Science-fiction

Ada – Antoine Bello

Le dernier roman d’Antoine Bello, l’auteur de la trilogie des Falsificateurs, raconte l’histoire étonnante de l’enlèvement d’une intelligence artificielle romancière appelée Ada. Illustration du remplacement progressif dans la science-fiction de la figure du robot par son équivalent immatériel.

Automates

La robotique cherche à reproduire ce que la biologie a mis des millions d’années à accomplir, mais sans os, muscles, tendons ou nerfs, parfois de manière un peu maladroite, voire franchement dérangeante ou effrayante. Il suffit de regarder les vidéos de la firme américain Boston Dynamics pour s’en convaincre. Ou d’observer ces robots humanoïdes japonais, illustration parfaite de cette notion dite de la vallée de l’étrange, qui explique que plus un robot est similaire à un être humain, plus ses imperfections sont visibles et mettent mal à l’aise.

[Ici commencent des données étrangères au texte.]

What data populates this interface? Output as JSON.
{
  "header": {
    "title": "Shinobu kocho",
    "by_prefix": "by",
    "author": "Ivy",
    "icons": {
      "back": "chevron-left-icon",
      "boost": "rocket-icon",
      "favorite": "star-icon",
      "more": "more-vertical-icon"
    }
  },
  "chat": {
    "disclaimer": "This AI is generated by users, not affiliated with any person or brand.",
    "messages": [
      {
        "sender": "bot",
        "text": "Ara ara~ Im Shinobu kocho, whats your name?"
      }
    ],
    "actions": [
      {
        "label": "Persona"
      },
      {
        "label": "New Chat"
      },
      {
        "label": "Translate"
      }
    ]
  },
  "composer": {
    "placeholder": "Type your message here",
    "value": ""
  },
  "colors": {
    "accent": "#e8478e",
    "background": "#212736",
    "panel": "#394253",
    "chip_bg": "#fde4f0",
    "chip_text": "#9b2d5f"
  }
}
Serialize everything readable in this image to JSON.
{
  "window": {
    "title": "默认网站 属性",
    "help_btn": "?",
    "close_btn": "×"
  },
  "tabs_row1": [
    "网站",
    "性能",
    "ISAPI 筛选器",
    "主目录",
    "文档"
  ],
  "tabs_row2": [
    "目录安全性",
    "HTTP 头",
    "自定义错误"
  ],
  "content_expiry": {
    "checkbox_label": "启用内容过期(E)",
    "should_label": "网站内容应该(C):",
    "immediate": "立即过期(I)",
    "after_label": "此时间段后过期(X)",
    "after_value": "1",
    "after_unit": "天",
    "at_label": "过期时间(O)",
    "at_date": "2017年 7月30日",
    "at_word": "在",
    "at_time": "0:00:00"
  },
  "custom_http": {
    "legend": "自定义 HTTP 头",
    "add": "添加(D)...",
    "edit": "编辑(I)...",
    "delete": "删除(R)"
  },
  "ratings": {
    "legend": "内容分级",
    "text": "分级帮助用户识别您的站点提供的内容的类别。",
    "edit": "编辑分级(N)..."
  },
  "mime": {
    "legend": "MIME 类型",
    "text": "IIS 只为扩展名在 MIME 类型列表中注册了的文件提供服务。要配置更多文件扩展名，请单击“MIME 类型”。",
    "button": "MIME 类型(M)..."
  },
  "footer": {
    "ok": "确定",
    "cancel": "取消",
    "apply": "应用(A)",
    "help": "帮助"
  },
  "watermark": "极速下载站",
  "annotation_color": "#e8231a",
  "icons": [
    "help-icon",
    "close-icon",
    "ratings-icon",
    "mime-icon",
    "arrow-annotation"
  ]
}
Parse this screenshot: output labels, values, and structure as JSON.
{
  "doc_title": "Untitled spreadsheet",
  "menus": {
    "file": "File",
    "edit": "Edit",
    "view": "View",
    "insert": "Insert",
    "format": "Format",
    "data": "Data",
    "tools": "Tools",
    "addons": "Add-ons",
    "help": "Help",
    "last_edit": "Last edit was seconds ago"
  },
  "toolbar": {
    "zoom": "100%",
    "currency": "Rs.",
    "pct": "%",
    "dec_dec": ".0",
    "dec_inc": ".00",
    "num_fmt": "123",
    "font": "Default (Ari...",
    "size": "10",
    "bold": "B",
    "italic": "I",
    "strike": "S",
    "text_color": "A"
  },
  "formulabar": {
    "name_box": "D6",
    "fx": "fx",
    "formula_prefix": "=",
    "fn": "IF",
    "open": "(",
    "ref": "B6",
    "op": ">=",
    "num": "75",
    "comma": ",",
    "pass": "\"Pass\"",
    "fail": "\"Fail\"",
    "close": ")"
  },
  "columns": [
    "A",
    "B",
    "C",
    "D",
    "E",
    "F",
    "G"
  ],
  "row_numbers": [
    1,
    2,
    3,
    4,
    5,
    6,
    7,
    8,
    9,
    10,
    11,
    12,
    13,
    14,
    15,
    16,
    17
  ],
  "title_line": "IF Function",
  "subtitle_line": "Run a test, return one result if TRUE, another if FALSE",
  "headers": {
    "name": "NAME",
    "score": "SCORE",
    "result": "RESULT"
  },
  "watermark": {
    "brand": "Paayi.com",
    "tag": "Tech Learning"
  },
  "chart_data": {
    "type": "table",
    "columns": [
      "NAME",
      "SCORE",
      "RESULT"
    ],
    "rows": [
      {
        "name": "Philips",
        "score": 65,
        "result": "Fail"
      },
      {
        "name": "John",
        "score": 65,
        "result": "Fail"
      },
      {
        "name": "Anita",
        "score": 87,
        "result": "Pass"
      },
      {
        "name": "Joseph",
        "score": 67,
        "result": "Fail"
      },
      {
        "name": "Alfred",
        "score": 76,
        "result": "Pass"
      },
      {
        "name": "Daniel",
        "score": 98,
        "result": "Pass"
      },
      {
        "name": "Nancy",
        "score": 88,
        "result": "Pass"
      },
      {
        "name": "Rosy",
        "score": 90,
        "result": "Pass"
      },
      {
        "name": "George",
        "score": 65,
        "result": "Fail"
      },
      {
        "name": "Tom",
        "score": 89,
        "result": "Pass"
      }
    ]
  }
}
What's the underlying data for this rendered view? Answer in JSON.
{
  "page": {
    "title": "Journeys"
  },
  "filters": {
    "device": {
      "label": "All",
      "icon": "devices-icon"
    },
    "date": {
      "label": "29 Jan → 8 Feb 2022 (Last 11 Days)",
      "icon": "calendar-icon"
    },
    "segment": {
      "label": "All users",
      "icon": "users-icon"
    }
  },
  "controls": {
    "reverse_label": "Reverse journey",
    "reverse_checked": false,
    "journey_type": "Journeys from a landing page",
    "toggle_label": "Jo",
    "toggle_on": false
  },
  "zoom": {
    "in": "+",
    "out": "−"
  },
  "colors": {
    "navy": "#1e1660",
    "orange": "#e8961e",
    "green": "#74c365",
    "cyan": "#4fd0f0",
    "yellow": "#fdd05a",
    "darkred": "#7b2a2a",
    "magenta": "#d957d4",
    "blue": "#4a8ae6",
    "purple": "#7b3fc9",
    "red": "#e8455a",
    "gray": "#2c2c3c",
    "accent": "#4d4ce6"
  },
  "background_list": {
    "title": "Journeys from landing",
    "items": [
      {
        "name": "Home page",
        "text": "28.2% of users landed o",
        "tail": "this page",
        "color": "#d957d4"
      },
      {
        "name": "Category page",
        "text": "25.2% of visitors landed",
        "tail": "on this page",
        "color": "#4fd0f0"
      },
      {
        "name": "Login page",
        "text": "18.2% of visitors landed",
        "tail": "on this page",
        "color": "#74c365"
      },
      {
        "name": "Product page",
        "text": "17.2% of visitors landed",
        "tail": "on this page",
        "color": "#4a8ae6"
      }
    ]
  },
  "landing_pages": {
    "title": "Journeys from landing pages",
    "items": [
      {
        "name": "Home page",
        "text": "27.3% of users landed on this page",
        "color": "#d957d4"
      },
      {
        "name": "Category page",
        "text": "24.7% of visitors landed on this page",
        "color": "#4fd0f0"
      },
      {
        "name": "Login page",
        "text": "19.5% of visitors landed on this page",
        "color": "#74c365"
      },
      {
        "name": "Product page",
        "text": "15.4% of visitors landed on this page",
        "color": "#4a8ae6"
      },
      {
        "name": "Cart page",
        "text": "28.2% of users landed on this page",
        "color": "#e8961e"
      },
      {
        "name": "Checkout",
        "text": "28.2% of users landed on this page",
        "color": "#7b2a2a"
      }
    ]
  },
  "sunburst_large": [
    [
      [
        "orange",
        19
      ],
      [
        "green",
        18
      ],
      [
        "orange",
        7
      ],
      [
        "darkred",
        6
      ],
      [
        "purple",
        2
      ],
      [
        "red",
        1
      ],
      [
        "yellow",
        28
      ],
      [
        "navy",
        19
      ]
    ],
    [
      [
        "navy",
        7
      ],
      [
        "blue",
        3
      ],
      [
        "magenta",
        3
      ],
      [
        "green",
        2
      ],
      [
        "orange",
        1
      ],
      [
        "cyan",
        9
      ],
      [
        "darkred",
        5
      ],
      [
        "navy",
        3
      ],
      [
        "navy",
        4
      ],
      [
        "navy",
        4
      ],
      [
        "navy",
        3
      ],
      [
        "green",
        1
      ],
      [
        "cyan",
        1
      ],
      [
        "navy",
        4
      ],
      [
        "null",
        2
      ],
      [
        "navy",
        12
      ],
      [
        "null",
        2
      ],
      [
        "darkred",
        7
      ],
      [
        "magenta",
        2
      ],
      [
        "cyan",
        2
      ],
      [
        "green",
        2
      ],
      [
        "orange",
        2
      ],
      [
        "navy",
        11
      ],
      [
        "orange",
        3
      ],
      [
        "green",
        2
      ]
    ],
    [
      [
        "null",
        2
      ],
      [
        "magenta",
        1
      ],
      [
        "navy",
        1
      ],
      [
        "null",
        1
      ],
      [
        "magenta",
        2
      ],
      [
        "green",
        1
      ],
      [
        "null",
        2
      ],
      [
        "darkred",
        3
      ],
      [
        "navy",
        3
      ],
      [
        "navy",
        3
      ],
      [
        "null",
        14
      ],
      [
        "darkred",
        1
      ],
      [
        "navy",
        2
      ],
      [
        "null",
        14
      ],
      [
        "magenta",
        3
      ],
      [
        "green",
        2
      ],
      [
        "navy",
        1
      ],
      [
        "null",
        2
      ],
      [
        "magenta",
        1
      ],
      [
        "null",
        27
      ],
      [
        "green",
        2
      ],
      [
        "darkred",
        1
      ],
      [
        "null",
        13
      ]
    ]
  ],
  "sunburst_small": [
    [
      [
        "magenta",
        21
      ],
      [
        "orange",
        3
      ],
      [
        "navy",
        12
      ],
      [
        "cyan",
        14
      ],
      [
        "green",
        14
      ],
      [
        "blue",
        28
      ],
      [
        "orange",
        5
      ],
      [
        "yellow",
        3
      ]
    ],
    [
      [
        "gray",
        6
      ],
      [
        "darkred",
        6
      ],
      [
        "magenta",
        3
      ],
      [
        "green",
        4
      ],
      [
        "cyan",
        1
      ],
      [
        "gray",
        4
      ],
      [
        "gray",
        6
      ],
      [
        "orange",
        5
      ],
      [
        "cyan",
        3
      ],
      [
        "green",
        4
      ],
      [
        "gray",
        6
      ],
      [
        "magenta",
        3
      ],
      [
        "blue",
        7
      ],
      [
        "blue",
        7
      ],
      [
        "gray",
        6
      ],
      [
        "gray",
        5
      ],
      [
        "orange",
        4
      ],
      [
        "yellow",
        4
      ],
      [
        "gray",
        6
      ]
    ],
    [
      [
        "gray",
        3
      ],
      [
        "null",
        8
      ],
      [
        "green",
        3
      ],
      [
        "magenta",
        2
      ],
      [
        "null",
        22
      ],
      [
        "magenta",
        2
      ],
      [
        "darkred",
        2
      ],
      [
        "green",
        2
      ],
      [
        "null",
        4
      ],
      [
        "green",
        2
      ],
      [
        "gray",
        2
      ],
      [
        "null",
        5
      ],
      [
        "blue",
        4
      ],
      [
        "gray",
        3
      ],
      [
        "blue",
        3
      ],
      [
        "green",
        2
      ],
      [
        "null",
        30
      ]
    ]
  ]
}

Lorsque l’un de ces robots reproduira à la perfection les mouvements de l’homme, depuis les paupière de ses yeux qui se referment jusqu’à ses jambes qui se replient lorsqu’il s’assoie, seront-ils considérés comme vivants pour autant ? Non, il leur manquera évidemment l’esprit, la conscience, ce que certains continuent à appeler l’âme.

L’intelligence artificielle, dont les progrès stupéfiants sont évoqués régulièrement par les médias – c’est cela, l’esprit du robot. Désormais, dans de nombreuses œuvres de science-fiction, l’intelligence artificielle, qu’elle soit bienveillante ou belliqueuse, s’affranchit du corps du robot. L’immatériel se libère du matériel. Cela s’explique sans doute par l’essor du transhumanisme, qui rappelle sans cesse combien le corps est une enveloppe imparfaite et promet, entre autres, la dématérialisation de la conscience. C’est aussi peut-être le résultat de l’essor des mondes virtuels, qui accapare de plus en plus nos vies. Nous nous définissons de plus en plus par ce que nous publions sur Internet et ce que nous montrons sur les réseaux sociaux.

Les androïdes de la série suédoise Real Humans.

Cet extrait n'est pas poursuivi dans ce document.